Pink Icing by Pamela Mordecai
One of Pamela Mordecai’s biggest strengths as a writer is her ability to disappear. So, you’re thinking, ‘Wow, that’s the most backhanded compliment I’ve read.’ But it’s true.
She writes in the Caribbean dialect, which is challenging to read initially. Once you relax your eyes, though, and settle into her voice, the rhythm of her sentences lulls you into some warm place where your skin is slightly scaly with dried ocean air and a glimmering sun flickers through the canopy of palms. Her words dissolve and leave you immersed in the world of story, occupying the same patch of grass or gravel road as the characters.

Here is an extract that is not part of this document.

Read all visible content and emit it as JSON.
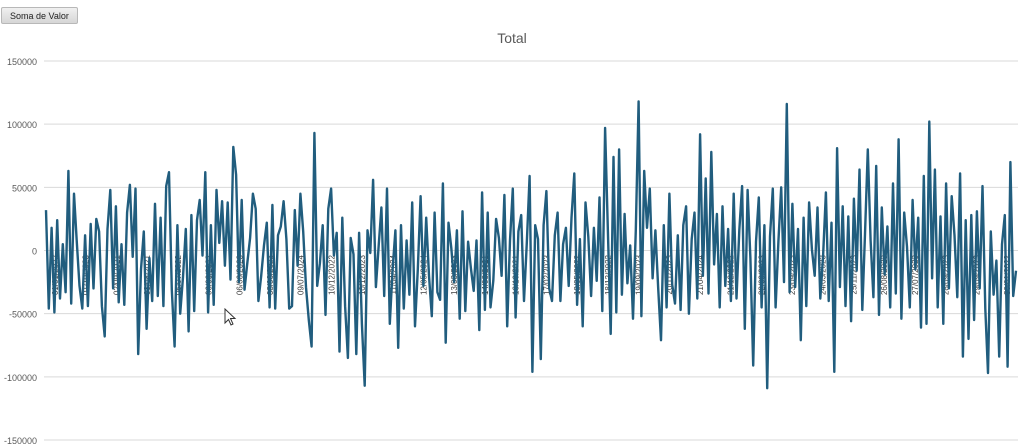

There are no overwhelming crises in Pink Icing, no plot to overthrow the government or imminent threat of the island teetering on extinction. Mordecai carefully mines the nuances of everyday life, finding the tiny universal dramas that coalesce into the amalgam of existence. Her restrained prose is economical and turns many a phrase without drawing attention to the writing itself, eschewing any chance of pulling you out of the story. She layers the cadence of dialogue to create texture in her settings, and sometimes-as in the superb ‘Hartstone High’-what isn’t said reverberates more that what is said. This negative-space of dialogue gives the pieces a more expansive feeling, allowing the related themes to flow from one story into the next, and in the end you’re experiencing the island more than various groups of characters.
And really, isn’t that all you ask of fiction?